Advanced IC Reverse Engineering Techniques: In Depth Analysis of a Modern Smart Card

Presented at Black Hat USA 2015, Aug. 6, 2015, 3:50 p.m. (50 minutes)

Hardware attacks are often overlooked since they are generally considered to be complex and resource intensive. However certain industries, such as pay TV, are plagued by piracy and hardware counterfeits. The threat of piracy was so great that pay TV manufacturers were forced to create extensive countermeasures to protect their smartcards in the field.

One of the most effective countermeasures is to implement parts or all of their proprietary algorithms in hardware. To analyze proprietary hardware implementations additional analysis techniques are necessary. It is no longer sufficient to follow individual signals on the chip. Instead, full extraction and analysis of the device's netlist is necessary.

This talk will focus on a case study of a widely-used pay TV smartcard. The card includes extensive custom hardware functions and has yet to be compromised after over 5 years in the field.

This talk will demonstrate the tools and techniques necessary for successfully performing the analysis of such a target. The research highlights the capabilities of advanced analysis techniques. Such techniques also make analysis significantly more efficient, reducing the time required for a study from many months to a few weeks.


Presenters:

  • Olivier Thomas - Texplained
    Olivier Thomas studied electrical engineering and subsequently worked for a major semiconductor manufacturer designing analog circuits. Subsequently, Olivier began to work in the field of Integrated Circuit (IC) security as the head of one of the worlds leading IC Analysis Labs. The lab primarily focused on securing future generation devices as well as developing countermeasures for current generation devices to combat piracy and counterfeiting.
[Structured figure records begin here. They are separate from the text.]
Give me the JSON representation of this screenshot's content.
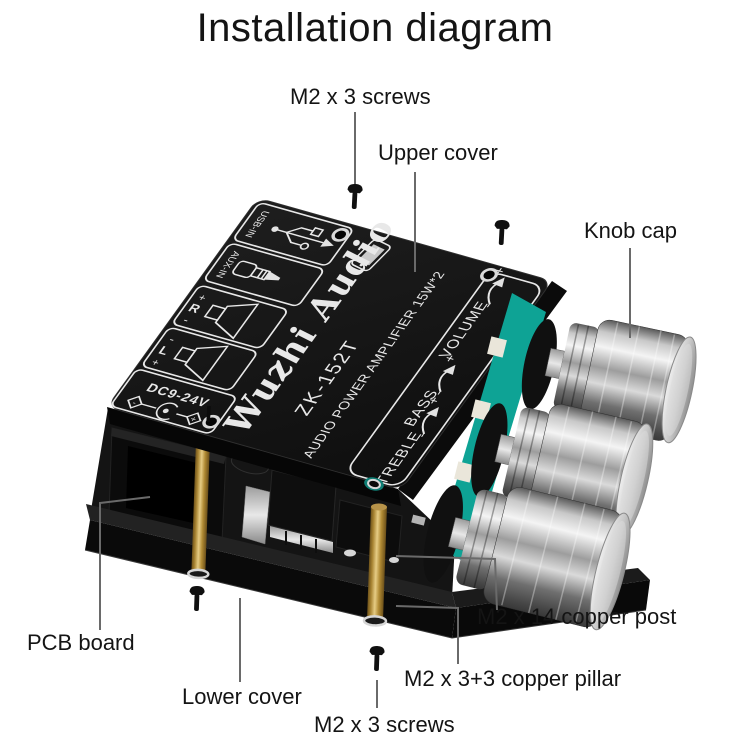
{
  "title": "Installation diagram",
  "callouts": {
    "screws_top": "M2 x 3 screws",
    "upper_cover": "Upper cover",
    "knob_cap": "Knob cap",
    "pcb_board": "PCB board",
    "lower_cover": "Lower cover",
    "copper_post": "M2 x 14 copper post",
    "copper_pillar": "M2 x 3+3 copper pillar",
    "screws_bottom": "M2 x 3 screws"
  },
  "board": {
    "brand": "Wuzhi Audio",
    "model": "ZK-152T",
    "description": "AUDIO POWER AMPLIFIER 15W*2",
    "ports": {
      "usb": "USB-IN",
      "aux": "AUX-IN",
      "right_channel": {
        "plus": "+",
        "label": "R",
        "minus": "-"
      },
      "left_channel": {
        "minus": "-",
        "label": "L",
        "plus": "+"
      },
      "power": {
        "label": "DC9-24V",
        "minus": "-",
        "plus": "+"
      }
    },
    "controls": [
      {
        "label": "TREBLE",
        "minus": "-",
        "plus": "+"
      },
      {
        "label": "BASS",
        "minus": "-",
        "plus": "+"
      },
      {
        "label": "VOLUME",
        "minus": "-",
        "plus": "+"
      }
    ]
  },
  "colors": {
    "bg": "#ffffff",
    "label_text": "#141414",
    "leader": "#6a6a6a",
    "board_black": "#161616",
    "silkscreen": "#e8e8e8",
    "teal_pcb": "#0ea395",
    "copper_gold": "#c9a84f"
  }
}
During this time, Olivier helped develop many new and novel techniques for semi-and fully-invasive IC analysis. He has an extensive background in all the Failure Analysis techniques and equipment necessary for accessing vulnerable logic on a target device. Combined with his experience as an IC design engineer, Olivier continues to develop techniques for automating the analysis process. These techniques are not only applicable to lower-complexity devices, such as smartcards, which are the traditional targets for IC analysis, but they are applicable to modern semiconductor devices with millions of gates, such as modern System-on-Chips (SoCs). Olivier is the author of ARES (Automated Reverse Engineering Software), a software toolchain for the efficient analysis of complex designs. He is the founder and head of hardware security at Texplained SARL.